1957年の週休(商業及び事務所)勧告(第103号)

1957年06月26日

商業及び事務所における週休に関する勧告(第103号)

 国際労働機関の総会は、
 理事会によりジュネーヴに招集されて、千九百五十七年六月五日にその第四十回会期として会合し、
 この会期の議事日程の第五議題である商業及び事務所における週休に関する提案の採択を決定し、
 この提案が千九百五十七年の週休(商業及び事務所)条約を補足する勧告の形式をとるべきであることを決定したので、
 次の勧告(引用に際しては、千九百五十七年の週休(商業及び事務所)勧告と称することができる。)を千九百五十七年六月二十六日に採択する。
 千九百五十七年の週休(商業及び事務所)条約が、商業事業所及び事務所における週休を規定しているので、また、その規定を補足することが望ましいので、
 総会は、次の規定を適用することを勧告する。
1 千九百五十七年の週休(商業及び事務所)条約の適用を受ける者は、できる限り、少くとも三十六時間の週休を受ける権利を有すべきである。

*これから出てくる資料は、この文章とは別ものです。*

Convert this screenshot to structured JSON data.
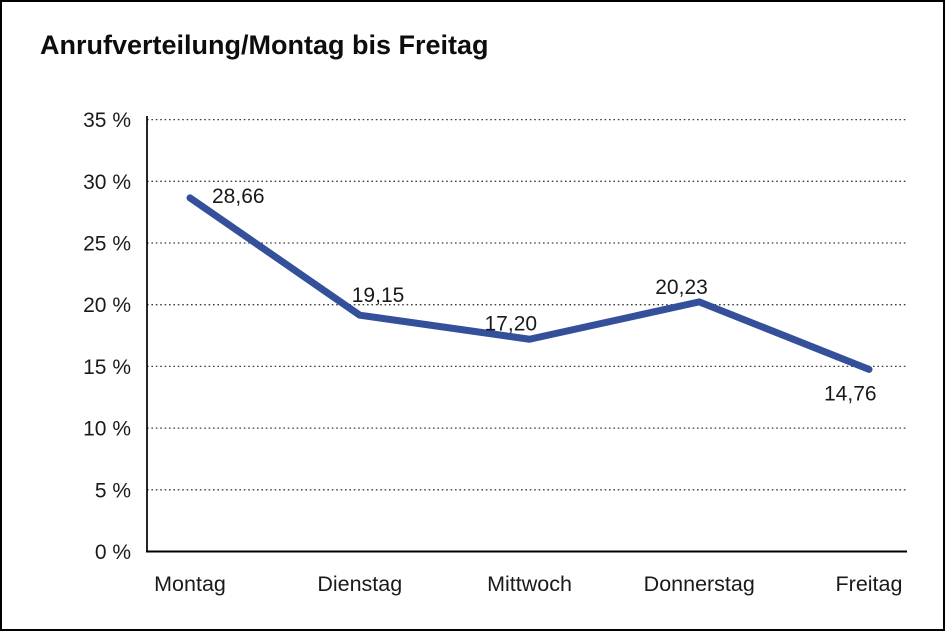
{
  "chart_data": {
    "type": "line",
    "title": "Anrufverteilung/Montag bis Freitag",
    "xlabel": "",
    "ylabel": "",
    "categories": [
      "Montag",
      "Dienstag",
      "Mittwoch",
      "Donnerstag",
      "Freitag"
    ],
    "values": [
      28.66,
      19.15,
      17.2,
      20.23,
      14.76
    ],
    "value_labels": [
      "28,66",
      "19,15",
      "17,20",
      "20,23",
      "14,76"
    ],
    "series_name": "Anrufverteilung",
    "ylim": [
      0,
      35
    ],
    "y_tick_step": 5,
    "y_ticks": [
      {
        "value": 0,
        "label": "0 %"
      },
      {
        "value": 5,
        "label": "5 %"
      },
      {
        "value": 10,
        "label": "10 %"
      },
      {
        "value": 15,
        "label": "15 %"
      },
      {
        "value": 20,
        "label": "20 %"
      },
      {
        "value": 25,
        "label": "25 %"
      },
      {
        "value": 30,
        "label": "30 %"
      },
      {
        "value": 35,
        "label": "35 %"
      }
    ],
    "grid": "horizontal-dotted",
    "legend": "none",
    "colors": {
      "line": "#34509B",
      "axis": "#000000",
      "gridline": "#3d3d3d",
      "text": "#1a1a1a",
      "background": "#ffffff",
      "frame_border": "#000000"
    }
  }
}
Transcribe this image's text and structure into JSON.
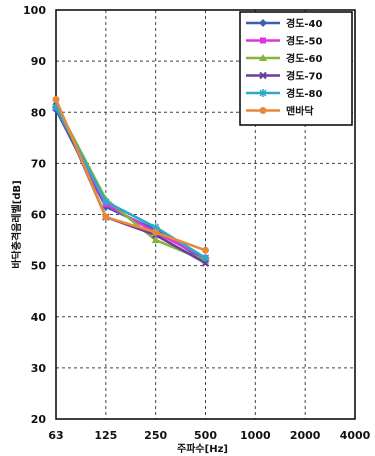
{
  "chart_data": {
    "type": "line",
    "title": "",
    "xlabel": "주파수[Hz]",
    "ylabel": "바닥충격음레벨[dB]",
    "categories": [
      "63",
      "125",
      "250",
      "500",
      "1000",
      "2000",
      "4000"
    ],
    "ylim": [
      20,
      100
    ],
    "yticks": [
      20,
      30,
      40,
      50,
      60,
      70,
      80,
      90,
      100
    ],
    "grid": true,
    "legend_position": "top-right",
    "series": [
      {
        "name": "경도-40",
        "color": "#3a5fb0",
        "marker": "diamond",
        "values": [
          80.5,
          61.5,
          57.0,
          51.0,
          null,
          null,
          null
        ]
      },
      {
        "name": "경도-50",
        "color": "#e033e0",
        "marker": "square",
        "values": [
          81.0,
          62.0,
          56.5,
          51.5,
          null,
          null,
          null
        ]
      },
      {
        "name": "경도-60",
        "color": "#86b43c",
        "marker": "triangle",
        "values": [
          81.5,
          63.0,
          55.0,
          51.0,
          null,
          null,
          null
        ]
      },
      {
        "name": "경도-70",
        "color": "#6a3c9e",
        "marker": "x",
        "values": [
          82.0,
          59.5,
          56.0,
          50.5,
          null,
          null,
          null
        ]
      },
      {
        "name": "경도-80",
        "color": "#2ea8c8",
        "marker": "star",
        "values": [
          81.0,
          62.5,
          57.5,
          51.5,
          null,
          null,
          null
        ]
      },
      {
        "name": "맨바닥",
        "color": "#e8893a",
        "marker": "circle",
        "values": [
          82.5,
          59.5,
          56.5,
          53.0,
          null,
          null,
          null
        ]
      }
    ]
  }
}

この期間は、実行可能なときは、中断されないものでなければならない。
2 千九百五十七年の週休(商業及び事務所)条約第六条に定める週休は、実行可能なときは夜半から夜半に及ぶ期間を含むように定めるべきであり、また、その期間の直前又は直後における休養期間を含めてはならない。

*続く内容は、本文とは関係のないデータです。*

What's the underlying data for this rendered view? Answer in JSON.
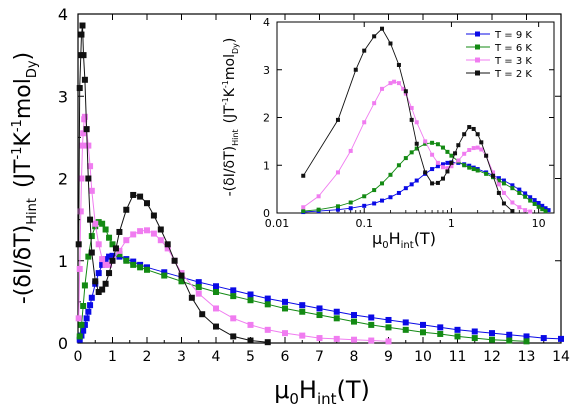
{
  "chart_data": [
    {
      "type": "line",
      "role": "main",
      "xlabel": "μ0Hint(T)",
      "xlabel_parts": {
        "base": "μ",
        "sub1": "0",
        "mid": "H",
        "sub2": "int",
        "unit": "(T)"
      },
      "ylabel_parts": {
        "left": "-(δI/δT)",
        "sub": "Hint",
        "unit": "(JT",
        "sup1": "-1",
        "k": "K",
        "sup2": "-1",
        "mol": "mol",
        "molsub": "Dy",
        "end": ")"
      },
      "xlim": [
        0,
        14
      ],
      "ylim": [
        0,
        4
      ],
      "x_ticks": [
        "0",
        "1",
        "2",
        "3",
        "4",
        "5",
        "6",
        "7",
        "8",
        "9",
        "10",
        "11",
        "12",
        "13",
        "14"
      ],
      "y_ticks": [
        "0",
        "1",
        "2",
        "3",
        "4"
      ],
      "grid": false,
      "series": [
        {
          "name": "T = 9 K",
          "color": "#0a0ae6",
          "marker": "square",
          "x": [
            0.05,
            0.1,
            0.15,
            0.2,
            0.25,
            0.3,
            0.35,
            0.4,
            0.5,
            0.6,
            0.7,
            0.8,
            0.9,
            1.0,
            1.2,
            1.4,
            1.6,
            1.8,
            2.0,
            2.5,
            3.0,
            3.5,
            4.0,
            4.5,
            5.0,
            5.5,
            6.0,
            6.5,
            7.0,
            7.5,
            8.0,
            8.5,
            9.0,
            9.5,
            10.0,
            10.5,
            11.0,
            11.5,
            12.0,
            12.5,
            13.0,
            13.5,
            14.0
          ],
          "y": [
            0.04,
            0.09,
            0.15,
            0.22,
            0.3,
            0.38,
            0.46,
            0.55,
            0.72,
            0.85,
            0.95,
            1.02,
            1.05,
            1.06,
            1.05,
            1.02,
            0.99,
            0.95,
            0.92,
            0.86,
            0.8,
            0.74,
            0.69,
            0.64,
            0.59,
            0.54,
            0.5,
            0.46,
            0.42,
            0.38,
            0.34,
            0.31,
            0.28,
            0.25,
            0.22,
            0.19,
            0.16,
            0.14,
            0.12,
            0.1,
            0.08,
            0.06,
            0.05
          ]
        },
        {
          "name": "T = 6 K",
          "color": "#138a13",
          "marker": "square",
          "x": [
            0.05,
            0.1,
            0.15,
            0.2,
            0.3,
            0.4,
            0.5,
            0.6,
            0.7,
            0.8,
            0.9,
            1.0,
            1.2,
            1.4,
            1.6,
            1.8,
            2.0,
            2.5,
            3.0,
            3.5,
            4.0,
            4.5,
            5.0,
            5.5,
            6.0,
            6.5,
            7.0,
            7.5,
            8.0,
            8.5,
            9.0,
            9.5,
            10.0,
            10.5,
            11.0,
            11.5,
            12.0,
            12.5,
            13.0
          ],
          "y": [
            0.08,
            0.22,
            0.45,
            0.7,
            1.05,
            1.3,
            1.42,
            1.47,
            1.45,
            1.38,
            1.28,
            1.2,
            1.08,
            1.0,
            0.95,
            0.92,
            0.89,
            0.82,
            0.75,
            0.68,
            0.62,
            0.57,
            0.52,
            0.47,
            0.42,
            0.38,
            0.34,
            0.3,
            0.26,
            0.22,
            0.19,
            0.16,
            0.13,
            0.11,
            0.08,
            0.06,
            0.04,
            0.03,
            0.02
          ]
        },
        {
          "name": "T = 3 K",
          "color": "#f07cf0",
          "marker": "square",
          "x": [
            0.02,
            0.05,
            0.08,
            0.1,
            0.13,
            0.15,
            0.18,
            0.2,
            0.25,
            0.3,
            0.35,
            0.4,
            0.5,
            0.6,
            0.7,
            0.8,
            0.9,
            1.0,
            1.2,
            1.4,
            1.6,
            1.8,
            2.0,
            2.2,
            2.4,
            2.6,
            2.8,
            3.0,
            3.5,
            4.0,
            4.5,
            5.0,
            5.5,
            6.0,
            6.5,
            7.0,
            7.5,
            8.0,
            8.5,
            9.0
          ],
          "y": [
            0.3,
            0.9,
            1.6,
            2.0,
            2.4,
            2.55,
            2.72,
            2.75,
            2.6,
            2.4,
            2.15,
            1.85,
            1.45,
            1.2,
            1.02,
            0.95,
            0.95,
            1.0,
            1.12,
            1.25,
            1.32,
            1.36,
            1.37,
            1.33,
            1.25,
            1.15,
            1.0,
            0.85,
            0.6,
            0.42,
            0.3,
            0.22,
            0.16,
            0.12,
            0.09,
            0.06,
            0.05,
            0.04,
            0.03,
            0.02
          ]
        },
        {
          "name": "T = 2 K",
          "color": "#111111",
          "marker": "square",
          "x": [
            0.02,
            0.05,
            0.08,
            0.1,
            0.13,
            0.16,
            0.2,
            0.25,
            0.3,
            0.35,
            0.4,
            0.5,
            0.6,
            0.7,
            0.8,
            0.9,
            1.0,
            1.1,
            1.2,
            1.4,
            1.6,
            1.8,
            2.0,
            2.2,
            2.4,
            2.6,
            2.8,
            3.0,
            3.3,
            3.6,
            4.0,
            4.5,
            5.0,
            5.5
          ],
          "y": [
            1.2,
            3.1,
            3.5,
            3.75,
            3.86,
            3.5,
            3.2,
            2.6,
            2.0,
            1.5,
            1.1,
            0.75,
            0.62,
            0.65,
            0.72,
            0.85,
            1.0,
            1.15,
            1.35,
            1.62,
            1.8,
            1.78,
            1.7,
            1.55,
            1.38,
            1.2,
            1.0,
            0.82,
            0.55,
            0.35,
            0.2,
            0.08,
            0.03,
            0.01
          ]
        }
      ]
    },
    {
      "type": "line",
      "role": "inset",
      "xscale": "log",
      "xlabel_parts": {
        "base": "μ",
        "sub1": "0",
        "mid": "H",
        "sub2": "int",
        "unit": "(T)"
      },
      "ylabel_parts": {
        "left": "-(δI/δT)",
        "sub": "Hint",
        "unit": "(JT",
        "sup1": "-1",
        "k": "K",
        "sup2": "-1",
        "mol": "mol",
        "molsub": "Dy",
        "end": ")"
      },
      "xlim": [
        0.01,
        15
      ],
      "ylim": [
        0,
        4
      ],
      "x_ticks": [
        {
          "v": 0.01,
          "label": "0.01"
        },
        {
          "v": 0.1,
          "label": "0.1"
        },
        {
          "v": 1,
          "label": "1"
        },
        {
          "v": 10,
          "label": "10"
        }
      ],
      "y_ticks": [
        "0",
        "1",
        "2",
        "3",
        "4"
      ],
      "legend_position": "top-right",
      "series": [
        {
          "name": "T = 9 K",
          "color": "#0a0ae6",
          "marker": "square",
          "x": [
            0.02,
            0.03,
            0.05,
            0.07,
            0.1,
            0.13,
            0.16,
            0.2,
            0.25,
            0.3,
            0.35,
            0.4,
            0.5,
            0.6,
            0.7,
            0.8,
            0.9,
            1.0,
            1.2,
            1.4,
            1.6,
            1.8,
            2.0,
            2.5,
            3.0,
            3.5,
            4.0,
            5.0,
            6.0,
            7.0,
            8.0,
            9.0,
            10.0,
            11.0,
            12.0,
            13.0
          ],
          "y": [
            0.02,
            0.04,
            0.07,
            0.1,
            0.15,
            0.2,
            0.26,
            0.33,
            0.42,
            0.52,
            0.6,
            0.68,
            0.82,
            0.92,
            0.98,
            1.02,
            1.05,
            1.06,
            1.05,
            1.02,
            0.99,
            0.95,
            0.92,
            0.85,
            0.79,
            0.73,
            0.68,
            0.58,
            0.49,
            0.41,
            0.33,
            0.27,
            0.21,
            0.15,
            0.1,
            0.06
          ]
        },
        {
          "name": "T = 6 K",
          "color": "#138a13",
          "marker": "square",
          "x": [
            0.02,
            0.03,
            0.05,
            0.07,
            0.1,
            0.13,
            0.16,
            0.2,
            0.25,
            0.3,
            0.35,
            0.4,
            0.5,
            0.6,
            0.7,
            0.8,
            0.9,
            1.0,
            1.2,
            1.4,
            1.6,
            1.8,
            2.0,
            2.5,
            3.0,
            3.5,
            4.0,
            5.0,
            6.0,
            7.0,
            8.0,
            9.0,
            10.0,
            11.0,
            12.0
          ],
          "y": [
            0.04,
            0.07,
            0.14,
            0.22,
            0.35,
            0.48,
            0.62,
            0.8,
            1.0,
            1.15,
            1.27,
            1.35,
            1.45,
            1.47,
            1.44,
            1.37,
            1.28,
            1.2,
            1.08,
            1.0,
            0.95,
            0.92,
            0.89,
            0.82,
            0.75,
            0.68,
            0.62,
            0.52,
            0.42,
            0.34,
            0.26,
            0.19,
            0.13,
            0.08,
            0.04
          ]
        },
        {
          "name": "T = 3 K",
          "color": "#f07cf0",
          "marker": "square",
          "x": [
            0.02,
            0.03,
            0.05,
            0.07,
            0.1,
            0.13,
            0.16,
            0.2,
            0.22,
            0.25,
            0.28,
            0.3,
            0.35,
            0.4,
            0.5,
            0.6,
            0.7,
            0.8,
            0.9,
            1.0,
            1.2,
            1.4,
            1.6,
            1.8,
            2.0,
            2.2,
            2.5,
            3.0,
            3.5,
            4.0,
            5.0,
            6.0,
            7.0,
            8.0
          ],
          "y": [
            0.12,
            0.35,
            0.85,
            1.3,
            1.9,
            2.3,
            2.6,
            2.72,
            2.75,
            2.72,
            2.6,
            2.5,
            2.2,
            1.9,
            1.5,
            1.22,
            1.05,
            0.96,
            0.94,
            0.98,
            1.1,
            1.24,
            1.32,
            1.36,
            1.37,
            1.33,
            1.2,
            0.85,
            0.6,
            0.42,
            0.22,
            0.12,
            0.06,
            0.03
          ]
        },
        {
          "name": "T = 2 K",
          "color": "#111111",
          "marker": "square",
          "x": [
            0.02,
            0.05,
            0.08,
            0.1,
            0.13,
            0.16,
            0.2,
            0.25,
            0.3,
            0.35,
            0.4,
            0.5,
            0.6,
            0.7,
            0.8,
            0.9,
            1.0,
            1.1,
            1.2,
            1.4,
            1.6,
            1.8,
            2.0,
            2.2,
            2.5,
            3.0,
            3.5,
            4.0,
            5.0
          ],
          "y": [
            0.78,
            1.95,
            3.0,
            3.4,
            3.7,
            3.86,
            3.55,
            3.1,
            2.55,
            1.95,
            1.45,
            0.85,
            0.62,
            0.63,
            0.72,
            0.87,
            1.05,
            1.25,
            1.42,
            1.65,
            1.8,
            1.76,
            1.65,
            1.48,
            1.2,
            0.78,
            0.42,
            0.2,
            0.04
          ]
        }
      ]
    }
  ]
}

3 千九百五十七年の週休(商業及び事務所)条約第七条に定める特別の週休制度は、次のことを確保すべきである。
  (a) 特別の週休制度を適用される者は、受ける権利がある休暇を与えられることなく、三週間をこえて労働することはない。
  (b) 連続二十四時間の休暇を与えることが不可能なときは、少くとも連続十二時間の休暇を与える。
4(1) 十八歳未満の年少者は、実行可能なときは、二日の連続週休を与えられるべきである。

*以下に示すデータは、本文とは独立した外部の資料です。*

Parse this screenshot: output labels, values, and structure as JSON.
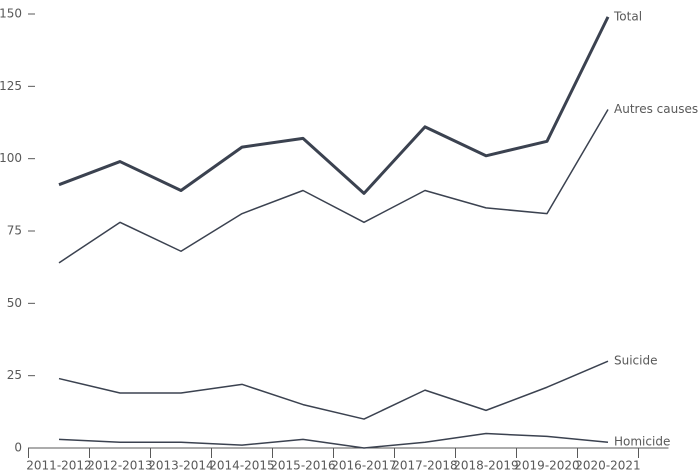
{
  "chart_data": {
    "type": "line",
    "categories": [
      "2011-2012",
      "2012-2013",
      "2013-2014",
      "2014-2015",
      "2015-2016",
      "2016-2017",
      "2017-2018",
      "2018-2019",
      "2019-2020",
      "2020-2021"
    ],
    "series": [
      {
        "name": "Total",
        "color": "#3b4250",
        "linewidth": 3,
        "values": [
          91,
          99,
          89,
          104,
          107,
          88,
          111,
          101,
          106,
          149
        ]
      },
      {
        "name": "Autres causes",
        "color": "#3b4250",
        "linewidth": 1.5,
        "values": [
          64,
          78,
          68,
          81,
          89,
          78,
          89,
          83,
          81,
          117
        ]
      },
      {
        "name": "Suicide",
        "color": "#3b4250",
        "linewidth": 1.5,
        "values": [
          24,
          19,
          19,
          22,
          15,
          10,
          20,
          13,
          21,
          30
        ]
      },
      {
        "name": "Homicide",
        "color": "#3b4250",
        "linewidth": 1.5,
        "values": [
          3,
          2,
          2,
          1,
          3,
          0,
          2,
          5,
          4,
          2
        ]
      }
    ],
    "ylim": [
      0,
      150
    ],
    "yticks": [
      0,
      25,
      50,
      75,
      100,
      125,
      150
    ],
    "grid": false
  }
}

 (2) 千九百五十七年の週休(商業及び事務所)条約第八条の規定は、十八歳未満の年少者に適用してはならない。
5 いずれかの事業所において、雇用されているある者のための週休が、国内慣行によつて確立された週休と異なるときは、当該事業所若しくは他の便宜な場所における見やすい掲示により、又は国内法及び国内慣行に合致する他の方法により、関係者に週休の日時を通告すべきである。
6 週休に関する規定の実施のための必要な記録、特に次に掲げる者に関する措置の記録の保持を確実にするために、適当な措置を執るべきである。
  (a) 千九百五十七年の週休(商業及び事務所)条約第七条の規定に従つて、特別の週休制度の適用を受ける者
  (b) 千九百五十七年の週休(商業及び事務所)条約第八条に定める一時的な適用排除の適用を受ける者
7 賃金が法令により規制されていないか又は行政機関の統制の下にないために、千九百五十七年の週休(商業及び事務所)条約第九条が適用されない場合には、同条約の適用を受ける者の所得が、同条約に基いて執られる措置の適用の結果として、減額されることのないよう、労働協約その他の方法により確保する措置を執るべきである。